Спустя несколько секунд мисс Макинтайр произносит:
– Какой интересный человек!
– Очаровательный, – соглашается Фарли.
– Похоже, он вас обоих недолюбливает.
– Так исторически сложилось, – говорит Говард.
– Мы – я, Говард и Том – вместе учились в этой школе, – поясняет Фарли, – и так уж случилось, что мы двое были с ним в тот вечер там, где с Томом произошло несчастье. Он получил страшное увечье – наверное, вы слышали об этом?
Мисс Макинтайр слегка кивает:
– Он упал откуда-то с высоты?
– Это был прыжок с эластичным тросом. Дело было в карьере Долки, субботним ноябрьским вечером – да, примерно в такое же время года, как сейчас. Это был наш последний школьный год. Том был восходящей звездой спорта, его ждало большое будущее – скорее всего, приглашение в национальную сборную по регби, хотя и теннис, и легкая атлетика – это все тоже его привлекало. Но тот прыжок положил конец всему. Он целый год учился заново ходить.
– О боже, – тихо говорит мисс Макинтайр, повернув голову к двери, через которую только что вышел Том. – Как это грустно! А он… у него есть кто-нибудь?.. Кто о нем заботится? Он женат?
– Нет, – неохотно говорит Говард.
– Он, как говорится, повенчан со школой, – добавляет Фарли. – Он всегда здесь работал. Преподавал основы права, вел легкую атлетику и теннис. А теперь он тренер по плаванию.
– Понятно, – приглушенно говорит мисс Макинтайр, продолжая разглядывать дверь. А потом поднимается с места и напоследок бегло улыбается им обоим. – Ладно, меня тоже ждет кое-какая работа. Увидимся позже, ребята.
Она исчезает, оставив позади соблазнительный аромат духов, который продолжает терзать Говарда, между тем как в учительской заново водворяется всегдашняя снотворная атмосфера.
– Вчера в Минске было минус двадцать пять, – зачитывает Фарли из газеты. – В Лондоне – около ноля… Ого! Двадцать градусов на Корсике! Может, нам на Корсику перебраться – что скажешь, Говард?
– Тебе не кажется, что она в Тома втюрилась, а? – вот что отвечает Говард.
– Кто – Орели? Да она в первый раз его видит.

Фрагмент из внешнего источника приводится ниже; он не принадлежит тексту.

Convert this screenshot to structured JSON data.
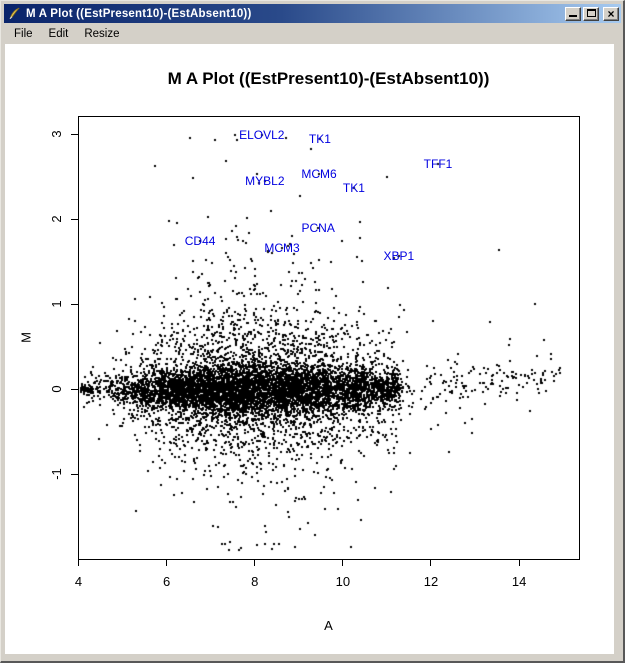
{
  "window": {
    "title": "M A Plot ((EstPresent10)-(EstAbsent10))",
    "controls": {
      "minimize": "minimize",
      "maximize": "maximize",
      "close": "close"
    }
  },
  "menu": {
    "items": [
      {
        "label": "File"
      },
      {
        "label": "Edit"
      },
      {
        "label": "Resize"
      }
    ]
  },
  "colors": {
    "titlebar_left": "#0a246a",
    "titlebar_right": "#a6caf0",
    "chrome": "#d4d0c8",
    "plot_bg": "#ffffff",
    "point": "#000000",
    "gene_label": "#0000e0"
  },
  "chart_data": {
    "type": "scatter",
    "title": "M A Plot ((EstPresent10)-(EstAbsent10))",
    "xlabel": "A",
    "ylabel": "M",
    "xlim": [
      4.0,
      15.4
    ],
    "ylim": [
      -2.0,
      3.2
    ],
    "x_ticks": [
      4,
      6,
      8,
      10,
      12,
      14
    ],
    "y_ticks": [
      3,
      2,
      1,
      0,
      -1
    ],
    "grid": false,
    "legend": null,
    "labeled_points": [
      {
        "gene": "ELOVL2",
        "a": 8.16,
        "m": 2.99
      },
      {
        "gene": "TK1",
        "a": 9.48,
        "m": 2.94
      },
      {
        "gene": "TFF1",
        "a": 12.16,
        "m": 2.65
      },
      {
        "gene": "MCM6",
        "a": 9.46,
        "m": 2.53
      },
      {
        "gene": "MYBL2",
        "a": 8.23,
        "m": 2.45
      },
      {
        "gene": "TK1",
        "a": 10.25,
        "m": 2.36
      },
      {
        "gene": "PCNA",
        "a": 9.44,
        "m": 1.89
      },
      {
        "gene": "CD44",
        "a": 6.76,
        "m": 1.74
      },
      {
        "gene": "MCM3",
        "a": 8.62,
        "m": 1.66
      },
      {
        "gene": "XBP1",
        "a": 11.27,
        "m": 1.56
      }
    ],
    "cloud": {
      "description": "approx 8000 unlabeled probe points: dense black band at M~0 for A 4.5-10.5, sparse tail to A~15, spread widest near A~8, upper outliers to M~3, lower to M~-1.9",
      "seed": 7,
      "n_points": 8000,
      "a_components": [
        {
          "weight": 0.74,
          "type": "triangular",
          "min": 4.45,
          "span": 6.1,
          "stray_p": 0.012,
          "stray_min": 4.05,
          "stray_span": 0.45
        },
        {
          "weight": 0.21,
          "type": "uniform",
          "min": 8.6,
          "span": 2.7
        },
        {
          "weight": 0.05,
          "type": "power_tail",
          "min": 10.3,
          "span": 4.65,
          "exp": 2.4
        }
      ],
      "m_center": -0.01,
      "m_center_highA_start": 11,
      "m_center_highA_slope": 0.04,
      "spread": {
        "base": 0.11,
        "bump": 0.09,
        "bump_center": 8.3,
        "bump_width": 5.5,
        "lowA_knee": 5.6,
        "lowA_floor": 0.45
      },
      "tail_mix": [
        {
          "p": 0.6,
          "mult": 0.8
        },
        {
          "p": 0.26,
          "mult": 2.2
        },
        {
          "p": 0.105,
          "mult": 4.2
        },
        {
          "p": 0.035,
          "mult": 7.5
        }
      ],
      "neg_damp": 0.75,
      "m_min": -1.9,
      "m_max": 3.0
    }
  }
}
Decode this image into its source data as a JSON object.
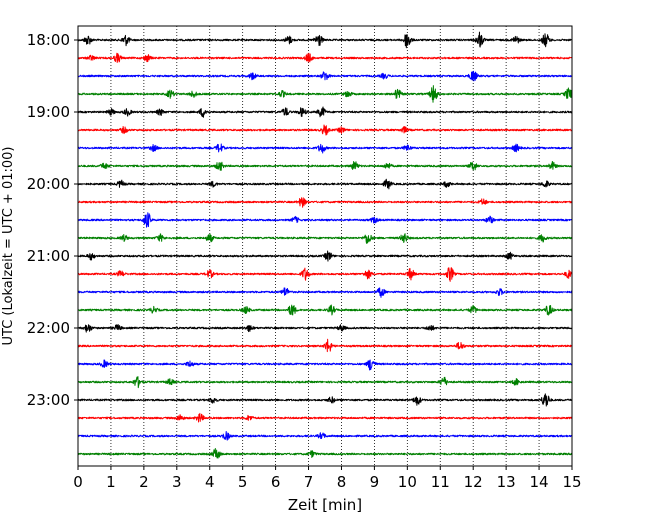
{
  "chart_data": {
    "type": "line",
    "title": "",
    "xlabel": "Zeit  [min]",
    "ylabel": "UTC (Lokalzeit = UTC + 01:00)",
    "xlim": [
      0,
      15
    ],
    "x_ticks": [
      0,
      1,
      2,
      3,
      4,
      5,
      6,
      7,
      8,
      9,
      10,
      11,
      12,
      13,
      14,
      15
    ],
    "x_grid": "vertical dotted at each minute",
    "y_tick_labels": [
      "18:00",
      "19:00",
      "20:00",
      "21:00",
      "22:00",
      "23:00"
    ],
    "colors": [
      "#000000",
      "#ff0000",
      "#0000ff",
      "#008000"
    ],
    "traces": [
      {
        "start": "18:00",
        "color": "#000000",
        "events": [
          [
            0.3,
            0.5
          ],
          [
            1.45,
            0.55
          ],
          [
            6.4,
            0.4
          ],
          [
            7.3,
            0.7
          ],
          [
            10.0,
            0.9
          ],
          [
            12.2,
            0.8
          ],
          [
            13.3,
            0.4
          ],
          [
            14.2,
            0.7
          ]
        ]
      },
      {
        "start": "18:15",
        "color": "#ff0000",
        "events": [
          [
            0.4,
            0.25
          ],
          [
            1.2,
            0.45
          ],
          [
            2.1,
            0.35
          ],
          [
            7.0,
            0.45
          ]
        ]
      },
      {
        "start": "18:30",
        "color": "#0000ff",
        "events": [
          [
            5.3,
            0.35
          ],
          [
            7.5,
            0.5
          ],
          [
            9.3,
            0.25
          ],
          [
            12.0,
            0.6
          ]
        ]
      },
      {
        "start": "18:45",
        "color": "#008000",
        "events": [
          [
            2.8,
            0.4
          ],
          [
            3.5,
            0.3
          ],
          [
            6.2,
            0.3
          ],
          [
            8.2,
            0.3
          ],
          [
            9.7,
            0.5
          ],
          [
            10.8,
            0.9
          ],
          [
            14.9,
            0.6
          ]
        ]
      },
      {
        "start": "19:00",
        "color": "#000000",
        "events": [
          [
            1.0,
            0.3
          ],
          [
            1.5,
            0.35
          ],
          [
            2.5,
            0.3
          ],
          [
            3.8,
            0.5
          ],
          [
            6.3,
            0.4
          ],
          [
            6.8,
            0.45
          ],
          [
            7.4,
            0.55
          ]
        ]
      },
      {
        "start": "19:15",
        "color": "#ff0000",
        "events": [
          [
            1.4,
            0.3
          ],
          [
            7.5,
            0.5
          ],
          [
            8.0,
            0.3
          ],
          [
            9.9,
            0.3
          ]
        ]
      },
      {
        "start": "19:30",
        "color": "#0000ff",
        "events": [
          [
            2.3,
            0.3
          ],
          [
            4.3,
            0.45
          ],
          [
            7.4,
            0.5
          ],
          [
            10.0,
            0.3
          ],
          [
            13.3,
            0.35
          ]
        ]
      },
      {
        "start": "19:45",
        "color": "#008000",
        "events": [
          [
            0.8,
            0.3
          ],
          [
            4.3,
            0.5
          ],
          [
            8.4,
            0.45
          ],
          [
            9.4,
            0.3
          ],
          [
            12.0,
            0.5
          ],
          [
            14.4,
            0.4
          ]
        ]
      },
      {
        "start": "20:00",
        "color": "#000000",
        "events": [
          [
            1.3,
            0.35
          ],
          [
            4.1,
            0.25
          ],
          [
            9.4,
            0.5
          ],
          [
            11.2,
            0.3
          ],
          [
            14.2,
            0.35
          ]
        ]
      },
      {
        "start": "20:15",
        "color": "#ff0000",
        "events": [
          [
            6.8,
            0.5
          ],
          [
            12.3,
            0.3
          ]
        ]
      },
      {
        "start": "20:30",
        "color": "#0000ff",
        "events": [
          [
            2.1,
            0.85
          ],
          [
            6.6,
            0.3
          ],
          [
            9.0,
            0.3
          ],
          [
            12.5,
            0.4
          ]
        ]
      },
      {
        "start": "20:45",
        "color": "#008000",
        "events": [
          [
            1.4,
            0.3
          ],
          [
            2.5,
            0.35
          ],
          [
            4.0,
            0.4
          ],
          [
            8.8,
            0.6
          ],
          [
            9.9,
            0.5
          ],
          [
            14.1,
            0.4
          ]
        ]
      },
      {
        "start": "21:00",
        "color": "#000000",
        "events": [
          [
            0.4,
            0.35
          ],
          [
            7.6,
            0.5
          ],
          [
            13.1,
            0.35
          ]
        ]
      },
      {
        "start": "21:15",
        "color": "#ff0000",
        "events": [
          [
            1.3,
            0.3
          ],
          [
            4.0,
            0.4
          ],
          [
            6.9,
            0.65
          ],
          [
            8.8,
            0.45
          ],
          [
            10.1,
            0.55
          ],
          [
            11.3,
            0.75
          ],
          [
            14.9,
            0.4
          ]
        ]
      },
      {
        "start": "21:30",
        "color": "#0000ff",
        "events": [
          [
            6.3,
            0.45
          ],
          [
            9.2,
            0.5
          ],
          [
            12.8,
            0.35
          ]
        ]
      },
      {
        "start": "21:45",
        "color": "#008000",
        "events": [
          [
            2.3,
            0.3
          ],
          [
            5.1,
            0.35
          ],
          [
            6.5,
            0.65
          ],
          [
            7.7,
            0.45
          ],
          [
            12.0,
            0.4
          ],
          [
            14.3,
            0.55
          ]
        ]
      },
      {
        "start": "22:00",
        "color": "#000000",
        "events": [
          [
            0.3,
            0.45
          ],
          [
            1.2,
            0.3
          ],
          [
            5.2,
            0.3
          ],
          [
            8.0,
            0.3
          ],
          [
            10.7,
            0.3
          ]
        ]
      },
      {
        "start": "22:15",
        "color": "#ff0000",
        "events": [
          [
            7.6,
            0.7
          ],
          [
            11.6,
            0.4
          ]
        ]
      },
      {
        "start": "22:30",
        "color": "#0000ff",
        "events": [
          [
            0.8,
            0.35
          ],
          [
            3.4,
            0.3
          ],
          [
            8.9,
            0.7
          ]
        ]
      },
      {
        "start": "22:45",
        "color": "#008000",
        "events": [
          [
            1.8,
            0.55
          ],
          [
            2.8,
            0.3
          ],
          [
            11.1,
            0.5
          ],
          [
            13.3,
            0.3
          ]
        ]
      },
      {
        "start": "23:00",
        "color": "#000000",
        "events": [
          [
            4.1,
            0.3
          ],
          [
            7.7,
            0.3
          ],
          [
            10.3,
            0.5
          ],
          [
            14.2,
            0.85
          ]
        ]
      },
      {
        "start": "23:15",
        "color": "#ff0000",
        "events": [
          [
            3.1,
            0.3
          ],
          [
            3.7,
            0.45
          ],
          [
            5.2,
            0.25
          ]
        ]
      },
      {
        "start": "23:30",
        "color": "#0000ff",
        "events": [
          [
            4.5,
            0.4
          ],
          [
            7.4,
            0.3
          ]
        ]
      },
      {
        "start": "23:45",
        "color": "#008000",
        "events": [
          [
            4.2,
            0.6
          ],
          [
            7.1,
            0.3
          ]
        ]
      }
    ]
  }
}
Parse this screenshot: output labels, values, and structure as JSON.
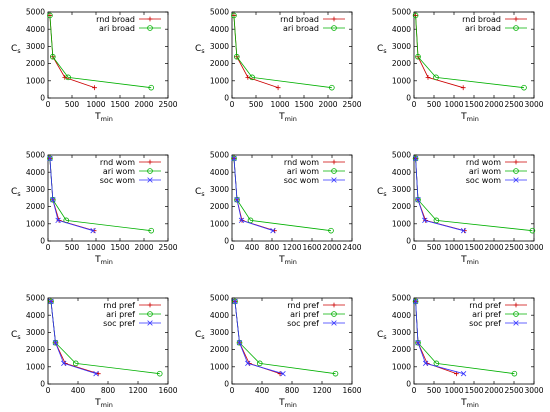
{
  "figure": {
    "xlabel_main": "T",
    "xlabel_sub": "min",
    "ylabel_main": "C",
    "ylabel_sub": "s"
  },
  "chart_data": [
    {
      "type": "line",
      "xlim": [
        0,
        2500
      ],
      "xticks": [
        0,
        500,
        1000,
        1500,
        2000,
        2500
      ],
      "ylim": [
        0,
        5000
      ],
      "yticks": [
        0,
        1000,
        2000,
        3000,
        4000,
        5000
      ],
      "legend": "top-right",
      "series": [
        {
          "name": "rnd broad",
          "color": "#cc0000",
          "marker": "plus",
          "points": [
            [
              40,
              4800
            ],
            [
              100,
              2400
            ],
            [
              350,
              1200
            ],
            [
              970,
              600
            ]
          ]
        },
        {
          "name": "ari broad",
          "color": "#00b000",
          "marker": "circle",
          "points": [
            [
              40,
              4800
            ],
            [
              100,
              2400
            ],
            [
              420,
              1200
            ],
            [
              2150,
              600
            ]
          ]
        }
      ]
    },
    {
      "type": "line",
      "xlim": [
        0,
        2500
      ],
      "xticks": [
        0,
        500,
        1000,
        1500,
        2000,
        2500
      ],
      "ylim": [
        0,
        5000
      ],
      "yticks": [
        0,
        1000,
        2000,
        3000,
        4000,
        5000
      ],
      "legend": "top-right",
      "series": [
        {
          "name": "rnd broad",
          "color": "#cc0000",
          "marker": "plus",
          "points": [
            [
              40,
              4800
            ],
            [
              100,
              2400
            ],
            [
              330,
              1200
            ],
            [
              960,
              600
            ]
          ]
        },
        {
          "name": "ari broad",
          "color": "#00b000",
          "marker": "circle",
          "points": [
            [
              40,
              4800
            ],
            [
              100,
              2400
            ],
            [
              420,
              1200
            ],
            [
              2080,
              600
            ]
          ]
        }
      ]
    },
    {
      "type": "line",
      "xlim": [
        0,
        3000
      ],
      "xticks": [
        0,
        500,
        1000,
        1500,
        2000,
        2500,
        3000
      ],
      "ylim": [
        0,
        5000
      ],
      "yticks": [
        0,
        1000,
        2000,
        3000,
        4000,
        5000
      ],
      "legend": "top-right",
      "series": [
        {
          "name": "rnd broad",
          "color": "#cc0000",
          "marker": "plus",
          "points": [
            [
              40,
              4800
            ],
            [
              100,
              2400
            ],
            [
              350,
              1200
            ],
            [
              1230,
              600
            ]
          ]
        },
        {
          "name": "ari broad",
          "color": "#00b000",
          "marker": "circle",
          "points": [
            [
              40,
              4800
            ],
            [
              100,
              2400
            ],
            [
              550,
              1200
            ],
            [
              2750,
              600
            ]
          ]
        }
      ]
    },
    {
      "type": "line",
      "xlim": [
        0,
        2500
      ],
      "xticks": [
        0,
        500,
        1000,
        1500,
        2000,
        2500
      ],
      "ylim": [
        0,
        5000
      ],
      "yticks": [
        0,
        1000,
        2000,
        3000,
        4000,
        5000
      ],
      "legend": "top-right",
      "series": [
        {
          "name": "rnd wom",
          "color": "#cc0000",
          "marker": "plus",
          "points": [
            [
              40,
              4800
            ],
            [
              100,
              2400
            ],
            [
              230,
              1200
            ],
            [
              960,
              600
            ]
          ]
        },
        {
          "name": "ari wom",
          "color": "#00b000",
          "marker": "circle",
          "points": [
            [
              40,
              4800
            ],
            [
              100,
              2400
            ],
            [
              380,
              1200
            ],
            [
              2150,
              600
            ]
          ]
        },
        {
          "name": "soc wom",
          "color": "#3333ff",
          "marker": "x",
          "points": [
            [
              40,
              4800
            ],
            [
              100,
              2400
            ],
            [
              210,
              1200
            ],
            [
              940,
              600
            ]
          ]
        }
      ]
    },
    {
      "type": "line",
      "xlim": [
        0,
        2400
      ],
      "xticks": [
        0,
        400,
        800,
        1200,
        1600,
        2000,
        2400
      ],
      "ylim": [
        0,
        5000
      ],
      "yticks": [
        0,
        1000,
        2000,
        3000,
        4000,
        5000
      ],
      "legend": "top-right",
      "series": [
        {
          "name": "rnd wom",
          "color": "#cc0000",
          "marker": "plus",
          "points": [
            [
              40,
              4800
            ],
            [
              100,
              2400
            ],
            [
              200,
              1200
            ],
            [
              850,
              600
            ]
          ]
        },
        {
          "name": "ari wom",
          "color": "#00b000",
          "marker": "circle",
          "points": [
            [
              40,
              4800
            ],
            [
              100,
              2400
            ],
            [
              370,
              1200
            ],
            [
              1980,
              600
            ]
          ]
        },
        {
          "name": "soc wom",
          "color": "#3333ff",
          "marker": "x",
          "points": [
            [
              40,
              4800
            ],
            [
              100,
              2400
            ],
            [
              190,
              1200
            ],
            [
              820,
              600
            ]
          ]
        }
      ]
    },
    {
      "type": "line",
      "xlim": [
        0,
        3000
      ],
      "xticks": [
        0,
        500,
        1000,
        1500,
        2000,
        2500,
        3000
      ],
      "ylim": [
        0,
        5000
      ],
      "yticks": [
        0,
        1000,
        2000,
        3000,
        4000,
        5000
      ],
      "legend": "top-right",
      "series": [
        {
          "name": "rnd wom",
          "color": "#cc0000",
          "marker": "plus",
          "points": [
            [
              40,
              4800
            ],
            [
              100,
              2400
            ],
            [
              290,
              1200
            ],
            [
              1260,
              600
            ]
          ]
        },
        {
          "name": "ari wom",
          "color": "#00b000",
          "marker": "circle",
          "points": [
            [
              40,
              4800
            ],
            [
              100,
              2400
            ],
            [
              560,
              1200
            ],
            [
              2960,
              600
            ]
          ]
        },
        {
          "name": "soc wom",
          "color": "#3333ff",
          "marker": "x",
          "points": [
            [
              40,
              4800
            ],
            [
              100,
              2400
            ],
            [
              270,
              1200
            ],
            [
              1240,
              600
            ]
          ]
        }
      ]
    },
    {
      "type": "line",
      "xlim": [
        0,
        1600
      ],
      "xticks": [
        0,
        400,
        800,
        1200,
        1600
      ],
      "ylim": [
        0,
        5000
      ],
      "yticks": [
        0,
        1000,
        2000,
        3000,
        4000,
        5000
      ],
      "legend": "top-right",
      "series": [
        {
          "name": "rnd pref",
          "color": "#cc0000",
          "marker": "plus",
          "points": [
            [
              40,
              4800
            ],
            [
              100,
              2400
            ],
            [
              230,
              1200
            ],
            [
              670,
              600
            ]
          ]
        },
        {
          "name": "ari pref",
          "color": "#00b000",
          "marker": "circle",
          "points": [
            [
              40,
              4800
            ],
            [
              100,
              2400
            ],
            [
              370,
              1200
            ],
            [
              1490,
              600
            ]
          ]
        },
        {
          "name": "soc pref",
          "color": "#3333ff",
          "marker": "x",
          "points": [
            [
              40,
              4800
            ],
            [
              100,
              2400
            ],
            [
              210,
              1200
            ],
            [
              640,
              600
            ]
          ]
        }
      ]
    },
    {
      "type": "line",
      "xlim": [
        0,
        1600
      ],
      "xticks": [
        0,
        400,
        800,
        1200,
        1600
      ],
      "ylim": [
        0,
        5000
      ],
      "yticks": [
        0,
        1000,
        2000,
        3000,
        4000,
        5000
      ],
      "legend": "top-right",
      "series": [
        {
          "name": "rnd pref",
          "color": "#cc0000",
          "marker": "plus",
          "points": [
            [
              40,
              4800
            ],
            [
              100,
              2400
            ],
            [
              230,
              1200
            ],
            [
              640,
              600
            ]
          ]
        },
        {
          "name": "ari pref",
          "color": "#00b000",
          "marker": "circle",
          "points": [
            [
              40,
              4800
            ],
            [
              100,
              2400
            ],
            [
              370,
              1200
            ],
            [
              1380,
              600
            ]
          ]
        },
        {
          "name": "soc pref",
          "color": "#3333ff",
          "marker": "x",
          "points": [
            [
              40,
              4800
            ],
            [
              100,
              2400
            ],
            [
              210,
              1200
            ],
            [
              680,
              600
            ]
          ]
        }
      ]
    },
    {
      "type": "line",
      "xlim": [
        0,
        3000
      ],
      "xticks": [
        0,
        500,
        1000,
        1500,
        2000,
        2500,
        3000
      ],
      "ylim": [
        0,
        5000
      ],
      "yticks": [
        0,
        1000,
        2000,
        3000,
        4000,
        5000
      ],
      "legend": "top-right",
      "series": [
        {
          "name": "rnd pref",
          "color": "#cc0000",
          "marker": "plus",
          "points": [
            [
              40,
              4800
            ],
            [
              100,
              2400
            ],
            [
              330,
              1200
            ],
            [
              1060,
              600
            ]
          ]
        },
        {
          "name": "ari pref",
          "color": "#00b000",
          "marker": "circle",
          "points": [
            [
              40,
              4800
            ],
            [
              100,
              2400
            ],
            [
              560,
              1200
            ],
            [
              2510,
              600
            ]
          ]
        },
        {
          "name": "soc pref",
          "color": "#3333ff",
          "marker": "x",
          "points": [
            [
              40,
              4800
            ],
            [
              100,
              2400
            ],
            [
              290,
              1200
            ],
            [
              1240,
              600
            ]
          ]
        }
      ]
    }
  ]
}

– Но она, похоже, заинтересовалась им.
– А мне показалось, ты решил, что она слишком много о себе воображает. Ну а если даже и заинтересовалась, тебе какая разница?
– Мне – никакой, – спохватывается Говард.
– Или ты боишься, что она ему тоже заявит, что не собирается с ним спать? – подкалывает его Фарли.
– Да нет, я…
– Может, она не собирается вообще ни с кем из преподов спать, а?
– Да хватит уже, замолчи! – рявкает Говард.
– Неприступная Орели, – хихикает Фарли и снова утыкается в погодное обозрение.
– Эй, фон Минет, дай-ка глянуть твое домашнее задание!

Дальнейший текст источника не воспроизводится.